Chicago River Bacteria
Paddling down the Chicago River seems a long way off, but spring will eventually come and boaters will be back on the river. Just how clean is that river water? That's what scientists at Argonne National Laboratory west of Chicago want to know.
“We’re actually trying to make a map of all of the bacteria, good and bad, that live in the rivers of Chicago,” said Argonne Environmental Microbiologist Jack Gilbert.
Bacteria levels in the Chicago River have been tested for years by the Metropolitan Water Reclamation District. In a lab at the district’s Stickney plant, scientists test the river water by isolating the bacteria from the water on a thin filter, then transferring the bacteria to a petri dish.
Microbiologist Geeta Rijal says the petri dishes tell the story.
“If you look at the water, it could be clear. Microbes are unseen, hidden inside the water. We visualize it by growing it in a petri dish,” said Rijal. “There's a medium in this where bacteria grow. They love that condition and they multiply, and that's how you see those blue colonies. And we count them, and that gives you, or checks the fecal condition of the waterway.”
But a new study being conducted at Argonne over the next seven years will provide vastly more information about the bacteria in the river.
Gilbert says this is the largest study ever done to measure the level of disease in an urban river system.

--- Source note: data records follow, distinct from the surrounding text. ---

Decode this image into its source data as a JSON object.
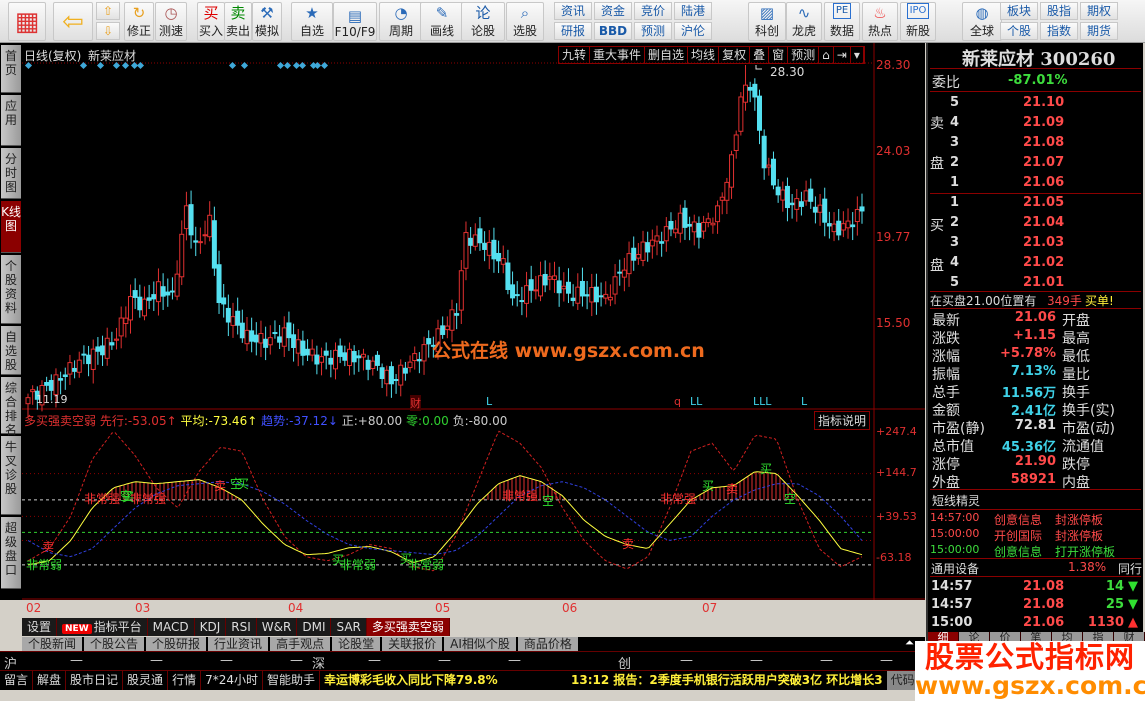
{
  "toolbar": {
    "buttons": [
      {
        "label": "",
        "icon": "windows-grid-icon"
      },
      {
        "label": "",
        "icon": "back-arrow-icon"
      },
      {
        "label": "修正",
        "icon": "refresh-icon"
      },
      {
        "label": "测速",
        "icon": "clock-icon"
      },
      {
        "label": "买入",
        "icon": "buy-icon",
        "glyph": "买"
      },
      {
        "label": "卖出",
        "icon": "sell-icon",
        "glyph": "卖"
      },
      {
        "label": "模拟",
        "icon": "gavel-icon"
      },
      {
        "label": "自选",
        "icon": "star-folder-icon"
      },
      {
        "label": "F10/F9",
        "icon": "document-icon"
      },
      {
        "label": "周期",
        "icon": "period-clock-icon"
      },
      {
        "label": "画线",
        "icon": "pencil-icon"
      },
      {
        "label": "论股",
        "icon": "discuss-icon",
        "glyph": "论"
      },
      {
        "label": "选股",
        "icon": "magnifier-chart-icon"
      },
      {
        "label": "科创",
        "icon": "chart-image-icon"
      },
      {
        "label": "龙虎",
        "icon": "dragon-icon"
      },
      {
        "label": "数据",
        "icon": "pe-icon",
        "glyph": "PE"
      },
      {
        "label": "热点",
        "icon": "hot-fire-icon"
      },
      {
        "label": "新股",
        "icon": "ipo-icon",
        "glyph": "IPO"
      },
      {
        "label": "全球",
        "icon": "globe-icon"
      }
    ],
    "small_buttons": [
      {
        "top": "资讯",
        "bottom": "研报"
      },
      {
        "top": "资金",
        "bottom": "BBD"
      },
      {
        "top": "竞价",
        "bottom": "预测"
      },
      {
        "top": "陆港",
        "bottom": "沪伦"
      },
      {
        "top": "板块",
        "bottom": "个股"
      },
      {
        "top": "股指",
        "bottom": "指数"
      },
      {
        "top": "期权",
        "bottom": "期货"
      }
    ],
    "up_icon": "arrow-up-icon",
    "down_icon": "arrow-down-icon"
  },
  "left_tabs": [
    "首页",
    "应用",
    "分时图",
    "K线图",
    "个股资料",
    "自选股",
    "综合排名",
    "牛叉诊股",
    "超级盘口"
  ],
  "chart_header": {
    "title": "日线(复权)",
    "stock": "新莱应材",
    "buttons": [
      "九转",
      "重大事件",
      "删自选",
      "均线",
      "复权",
      "叠",
      "窗",
      "预测"
    ]
  },
  "chart_data": [
    {
      "type": "candlestick",
      "title": "日线(复权) 新莱应材",
      "y_ticks": [
        "28.30",
        "24.03",
        "19.77",
        "15.50"
      ],
      "ylim": [
        11.2,
        28.3
      ],
      "x_ticks": [
        "02",
        "03",
        "04",
        "05",
        "06",
        "07"
      ],
      "max_label": "28.30",
      "min_label": "11.19",
      "price_path": [
        [
          0,
          11.8
        ],
        [
          6,
          12.6
        ],
        [
          11,
          13.6
        ],
        [
          16,
          14.2
        ],
        [
          19,
          14.8
        ],
        [
          22,
          16.7
        ],
        [
          25,
          16.4
        ],
        [
          28,
          17.2
        ],
        [
          31,
          16.8
        ],
        [
          34,
          21.2
        ],
        [
          36,
          19.2
        ],
        [
          39,
          20.5
        ],
        [
          41,
          16.5
        ],
        [
          44,
          15.6
        ],
        [
          47,
          14.8
        ],
        [
          51,
          14.6
        ],
        [
          55,
          15.0
        ],
        [
          59,
          14.1
        ],
        [
          63,
          13.7
        ],
        [
          67,
          13.9
        ],
        [
          71,
          13.8
        ],
        [
          75,
          13.3
        ],
        [
          78,
          12.6
        ],
        [
          81,
          13.3
        ],
        [
          85,
          14.2
        ],
        [
          89,
          15.1
        ],
        [
          92,
          16.2
        ],
        [
          94,
          19.8
        ],
        [
          98,
          19.4
        ],
        [
          102,
          18.4
        ],
        [
          104,
          16.6
        ],
        [
          108,
          17.2
        ],
        [
          112,
          17.8
        ],
        [
          116,
          16.9
        ],
        [
          120,
          17.0
        ],
        [
          124,
          16.7
        ],
        [
          128,
          18.4
        ],
        [
          132,
          19.2
        ],
        [
          136,
          19.8
        ],
        [
          140,
          20.6
        ],
        [
          144,
          20.1
        ],
        [
          148,
          21.0
        ],
        [
          151,
          23.5
        ],
        [
          154,
          28.3
        ],
        [
          156,
          26.5
        ],
        [
          158,
          23.5
        ],
        [
          161,
          22.0
        ],
        [
          164,
          21.3
        ],
        [
          167,
          21.8
        ],
        [
          170,
          21.0
        ],
        [
          173,
          20.1
        ],
        [
          176,
          20.4
        ],
        [
          179,
          21.06
        ]
      ],
      "markers_top": "diamond",
      "event_labels": [
        "财",
        "L",
        "q",
        "LL",
        "LLL",
        "L"
      ],
      "watermark": "公式在线  www.gszx.com.cn"
    },
    {
      "type": "line",
      "title": "多买强卖空弱",
      "y_ticks": [
        "+247.4",
        "+144.7",
        "+39.53",
        "-63.18"
      ],
      "ylim": [
        -100,
        260
      ],
      "reference_lines": [
        80,
        0,
        -80
      ],
      "series": [
        {
          "name": "先行",
          "color": "#d02020",
          "style": "dashed",
          "values": [
            -70,
            -40,
            40,
            180,
            250,
            190,
            110,
            60,
            150,
            210,
            200,
            80,
            -10,
            -60,
            -70,
            -55,
            -30,
            -40,
            -85,
            -95,
            -10,
            120,
            250,
            220,
            160,
            60,
            -20,
            -70,
            -90,
            -60,
            60,
            200,
            220,
            150,
            240,
            230,
            80,
            -40,
            -85,
            -60
          ]
        },
        {
          "name": "平均",
          "color": "#ffff40",
          "style": "solid",
          "values": [
            -80,
            -70,
            -20,
            60,
            110,
            125,
            120,
            125,
            130,
            110,
            80,
            20,
            -30,
            -55,
            -52,
            -38,
            -35,
            -48,
            -75,
            -60,
            0,
            70,
            120,
            140,
            125,
            90,
            30,
            -10,
            -30,
            -40,
            20,
            80,
            110,
            115,
            150,
            145,
            90,
            30,
            -40,
            -55
          ]
        },
        {
          "name": "趋势",
          "color": "#3040e0",
          "style": "dashed",
          "values": [
            -20,
            -50,
            -60,
            -40,
            10,
            60,
            95,
            115,
            120,
            125,
            120,
            100,
            70,
            30,
            -5,
            -30,
            -40,
            -45,
            -50,
            -55,
            -45,
            -10,
            40,
            90,
            115,
            125,
            110,
            80,
            40,
            0,
            -20,
            -10,
            40,
            80,
            105,
            120,
            120,
            90,
            40,
            -20
          ]
        }
      ],
      "bar_labels": [
        "非常强",
        "卖",
        "买",
        "空",
        "强",
        "非常弱",
        "弱"
      ]
    }
  ],
  "indicator_header": {
    "name": "多买强卖空弱",
    "lead_label": "先行:",
    "lead_value": "-53.05↑",
    "avg_label": "平均:",
    "avg_value": "-73.46↑",
    "trend_label": "趋势:",
    "trend_value": "-37.12↓",
    "pos_label": "正:",
    "pos_value": "+80.00",
    "zero_label": "零:",
    "zero_value": "0.00",
    "neg_label": "负:",
    "neg_value": "-80.00",
    "help": "指标说明"
  },
  "indicator_tabs": [
    "设置",
    "指标平台",
    "MACD",
    "KDJ",
    "RSI",
    "W&R",
    "DMI",
    "SAR",
    "多买强卖空弱"
  ],
  "new_badge": "NEW",
  "info_tabs": [
    "个股新闻",
    "个股公告",
    "个股研报",
    "行业资讯",
    "高手观点",
    "论股堂",
    "关联报价",
    "AI相似个股",
    "商品价格"
  ],
  "index_row": {
    "sh": "沪",
    "sz": "深",
    "cy": "创",
    "dash": "—"
  },
  "bottom_bar": {
    "tabs": [
      "留言",
      "解盘",
      "股市日记",
      "股灵通",
      "行情",
      "7*24小时",
      "智能助手"
    ],
    "news1": "幸运博彩毛收入同比下降79.8%",
    "news2": "13:12 报告：2季度手机银行活跃用户突破3亿 环比增长3",
    "code": "代码"
  },
  "quote": {
    "title": "新莱应材 300260",
    "weibi_label": "委比",
    "weibi": "-87.01%",
    "sell_label": [
      "卖",
      "盘"
    ],
    "buy_label": [
      "买",
      "盘"
    ],
    "sell": [
      {
        "n": "5",
        "p": "21.10"
      },
      {
        "n": "4",
        "p": "21.09"
      },
      {
        "n": "3",
        "p": "21.08"
      },
      {
        "n": "2",
        "p": "21.07"
      },
      {
        "n": "1",
        "p": "21.06"
      }
    ],
    "buy": [
      {
        "n": "1",
        "p": "21.05"
      },
      {
        "n": "2",
        "p": "21.04"
      },
      {
        "n": "3",
        "p": "21.03"
      },
      {
        "n": "4",
        "p": "21.02"
      },
      {
        "n": "5",
        "p": "21.01"
      }
    ],
    "notice": {
      "a": "在买盘21.00位置有",
      "b": "349手",
      "c": "买单!"
    },
    "stats": [
      {
        "l": "最新",
        "v": "21.06",
        "c": "red",
        "r": "开盘"
      },
      {
        "l": "涨跌",
        "v": "+1.15",
        "c": "red",
        "r": "最高"
      },
      {
        "l": "涨幅",
        "v": "+5.78%",
        "c": "red",
        "r": "最低"
      },
      {
        "l": "振幅",
        "v": "7.13%",
        "c": "cy",
        "r": "量比"
      },
      {
        "l": "总手",
        "v": "11.56万",
        "c": "cy",
        "r": "换手"
      },
      {
        "l": "金额",
        "v": "2.41亿",
        "c": "cy",
        "r": "换手(实)"
      },
      {
        "l": "市盈(静)",
        "v": "72.81",
        "c": "wh",
        "r": "市盈(动)"
      },
      {
        "l": "总市值",
        "v": "45.36亿",
        "c": "cy",
        "r": "流通值"
      },
      {
        "l": "涨停",
        "v": "21.90",
        "c": "red",
        "r": "跌停"
      },
      {
        "l": "外盘",
        "v": "58921",
        "c": "red",
        "r": "内盘"
      }
    ],
    "sprite_title": "短线精灵",
    "sprite": [
      {
        "t": "14:57:00",
        "a": "创意信息",
        "b": "封涨停板",
        "c": "red"
      },
      {
        "t": "15:00:00",
        "a": "开创国际",
        "b": "封涨停板",
        "c": "red"
      },
      {
        "t": "15:00:00",
        "a": "创意信息",
        "b": "打开涨停板",
        "c": "grn"
      }
    ],
    "industry": "通用设备",
    "industry_pct": "1.38%",
    "industry_tab": "同行",
    "trades": [
      {
        "t": "14:57",
        "p": "21.08",
        "v": "14",
        "dir": "down"
      },
      {
        "t": "14:57",
        "p": "21.08",
        "v": "25",
        "dir": "down"
      },
      {
        "t": "15:00",
        "p": "21.06",
        "v": "1130",
        "dir": "up"
      }
    ],
    "tabs": [
      "细",
      "论",
      "价",
      "笔",
      "均",
      "指",
      "财"
    ]
  },
  "watermark": {
    "title": "股票公式指标网",
    "url": "www.gszx.com.cn"
  },
  "colors": {
    "up": "#e03030",
    "down": "#54e0f0",
    "bg": "#000000",
    "border": "#8b0000"
  }
}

“We've come a long way since petri dishes were invented,” he said. “Now we have genomics. We’re able to sequence the genomes of these organisms, and give very, very specific identifications to them. So I can say exactly which species are there.”
Argonne began taking river samples last March, and will continue to sample monthly from March to November for the next seven years. The samples are frozen, the DNA is extracted and processed to make more DNA. The DNA is then sequenced to discover the genome of each microorganism.

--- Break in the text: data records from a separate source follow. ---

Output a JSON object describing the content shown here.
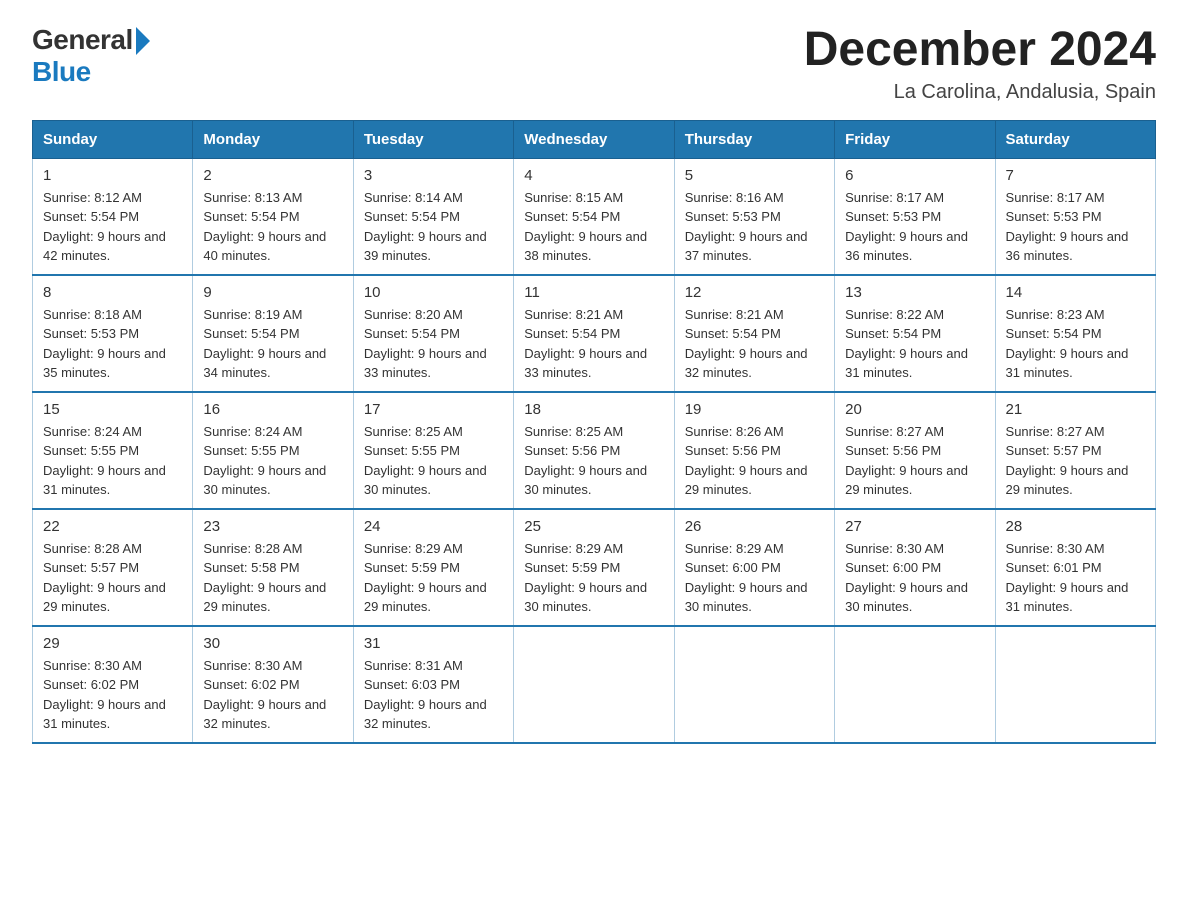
{
  "logo": {
    "general": "General",
    "blue": "Blue"
  },
  "title": "December 2024",
  "location": "La Carolina, Andalusia, Spain",
  "headers": [
    "Sunday",
    "Monday",
    "Tuesday",
    "Wednesday",
    "Thursday",
    "Friday",
    "Saturday"
  ],
  "weeks": [
    [
      {
        "day": "1",
        "sunrise": "8:12 AM",
        "sunset": "5:54 PM",
        "daylight": "9 hours and 42 minutes."
      },
      {
        "day": "2",
        "sunrise": "8:13 AM",
        "sunset": "5:54 PM",
        "daylight": "9 hours and 40 minutes."
      },
      {
        "day": "3",
        "sunrise": "8:14 AM",
        "sunset": "5:54 PM",
        "daylight": "9 hours and 39 minutes."
      },
      {
        "day": "4",
        "sunrise": "8:15 AM",
        "sunset": "5:54 PM",
        "daylight": "9 hours and 38 minutes."
      },
      {
        "day": "5",
        "sunrise": "8:16 AM",
        "sunset": "5:53 PM",
        "daylight": "9 hours and 37 minutes."
      },
      {
        "day": "6",
        "sunrise": "8:17 AM",
        "sunset": "5:53 PM",
        "daylight": "9 hours and 36 minutes."
      },
      {
        "day": "7",
        "sunrise": "8:17 AM",
        "sunset": "5:53 PM",
        "daylight": "9 hours and 36 minutes."
      }
    ],
    [
      {
        "day": "8",
        "sunrise": "8:18 AM",
        "sunset": "5:53 PM",
        "daylight": "9 hours and 35 minutes."
      },
      {
        "day": "9",
        "sunrise": "8:19 AM",
        "sunset": "5:54 PM",
        "daylight": "9 hours and 34 minutes."
      },
      {
        "day": "10",
        "sunrise": "8:20 AM",
        "sunset": "5:54 PM",
        "daylight": "9 hours and 33 minutes."
      },
      {
        "day": "11",
        "sunrise": "8:21 AM",
        "sunset": "5:54 PM",
        "daylight": "9 hours and 33 minutes."
      },
      {
        "day": "12",
        "sunrise": "8:21 AM",
        "sunset": "5:54 PM",
        "daylight": "9 hours and 32 minutes."
      },
      {
        "day": "13",
        "sunrise": "8:22 AM",
        "sunset": "5:54 PM",
        "daylight": "9 hours and 31 minutes."
      },
      {
        "day": "14",
        "sunrise": "8:23 AM",
        "sunset": "5:54 PM",
        "daylight": "9 hours and 31 minutes."
      }
    ],
    [
      {
        "day": "15",
        "sunrise": "8:24 AM",
        "sunset": "5:55 PM",
        "daylight": "9 hours and 31 minutes."
      },
      {
        "day": "16",
        "sunrise": "8:24 AM",
        "sunset": "5:55 PM",
        "daylight": "9 hours and 30 minutes."
      },
      {
        "day": "17",
        "sunrise": "8:25 AM",
        "sunset": "5:55 PM",
        "daylight": "9 hours and 30 minutes."
      },
      {
        "day": "18",
        "sunrise": "8:25 AM",
        "sunset": "5:56 PM",
        "daylight": "9 hours and 30 minutes."
      },
      {
        "day": "19",
        "sunrise": "8:26 AM",
        "sunset": "5:56 PM",
        "daylight": "9 hours and 29 minutes."
      },
      {
        "day": "20",
        "sunrise": "8:27 AM",
        "sunset": "5:56 PM",
        "daylight": "9 hours and 29 minutes."
      },
      {
        "day": "21",
        "sunrise": "8:27 AM",
        "sunset": "5:57 PM",
        "daylight": "9 hours and 29 minutes."
      }
    ],
    [
      {
        "day": "22",
        "sunrise": "8:28 AM",
        "sunset": "5:57 PM",
        "daylight": "9 hours and 29 minutes."
      },
      {
        "day": "23",
        "sunrise": "8:28 AM",
        "sunset": "5:58 PM",
        "daylight": "9 hours and 29 minutes."
      },
      {
        "day": "24",
        "sunrise": "8:29 AM",
        "sunset": "5:59 PM",
        "daylight": "9 hours and 29 minutes."
      },
      {
        "day": "25",
        "sunrise": "8:29 AM",
        "sunset": "5:59 PM",
        "daylight": "9 hours and 30 minutes."
      },
      {
        "day": "26",
        "sunrise": "8:29 AM",
        "sunset": "6:00 PM",
        "daylight": "9 hours and 30 minutes."
      },
      {
        "day": "27",
        "sunrise": "8:30 AM",
        "sunset": "6:00 PM",
        "daylight": "9 hours and 30 minutes."
      },
      {
        "day": "28",
        "sunrise": "8:30 AM",
        "sunset": "6:01 PM",
        "daylight": "9 hours and 31 minutes."
      }
    ],
    [
      {
        "day": "29",
        "sunrise": "8:30 AM",
        "sunset": "6:02 PM",
        "daylight": "9 hours and 31 minutes."
      },
      {
        "day": "30",
        "sunrise": "8:30 AM",
        "sunset": "6:02 PM",
        "daylight": "9 hours and 32 minutes."
      },
      {
        "day": "31",
        "sunrise": "8:31 AM",
        "sunset": "6:03 PM",
        "daylight": "9 hours and 32 minutes."
      },
      null,
      null,
      null,
      null
    ]
  ]
}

Once the DNA from the samples has been sequenced, the data will be fed into Argonne’s supercomputer, MIRA, the fifth fastest supercomputer in the world. That will enable scientists to understand exactly what kind of microorganisms are in the Chicago River.
MIRA then produces a model on Gilbert's computer that maps the relationships of all the bacteria in the river where the sample was taken.
“What we're doing in the Chicago River system is generating a map of their metabolic capabilities: what they eat, what they generate, because that’s incredibly well-linked to how they cause disease,” said Gilbert. “The metabolism of a bacterium is linked to its virulence, how it produces a disease response.”
Gilbert says this information is not available from studying a petri dish.
“The only way we can get at this is by extracting the DNA and the RNA directly from the bacteria, directly from the environment, and analyzing it immediately,” he said.
Once the analysis of where the disease-causing bacteria are located along the Chicago River system, the environmental engineers at Argonne take over.
Cristina Negri has already begun utilizing maps for the Chicago area river system, or CAWS. CAWS includes the north branch of the river, the downtown main stem, the Calumet River, and the Sanitary and Ship Canal. Eventually, these maps will show all the hot spots where disease-causing bacteria exists and where it comes from.
“When you think about sources, you have to think about different things. The first one is, is it coming from humans, is it coming from animals, from geese, from wherever it comes in the animal kingdom?” said Negri. “Who is the host for these organisms? But that is only part of the study. We also have to figure out where spatially it comes from, so if you take a map, we have to identify hot spots or areas that need intervention more than others.”
Argonne’s study will provide critical information to the MWRD as it moves to comply with court orders to begin disinfecting the water it discharges from its treatment plants into the Chicago River, beginning in 2016.
“We are going to be repeating our analysis before the disinfection, after the disinfection, and after the TARP system comes into place. We will actually know the effectiveness of the disinfection, and we will know the relative importance of disinfection versus controlling other sources of contamination in the river.”
Gilbert says there is a clear reason for Argonne’s first of its kind seven-year study.
“It’s very important because my children like swimming, so from my perspective, I want to be able to go fishing and swimming in rivers, and be 100 percent, or at least as clear as it can be, that those waters are good for them and good for me to fish in and swim in,” he said. “So we want to be able to make sure the Chicago River system is the cleanest in the world.”
So the study should finally answer the question Chicagoans have asked for years: when will it be safe to swim in the Chicago River?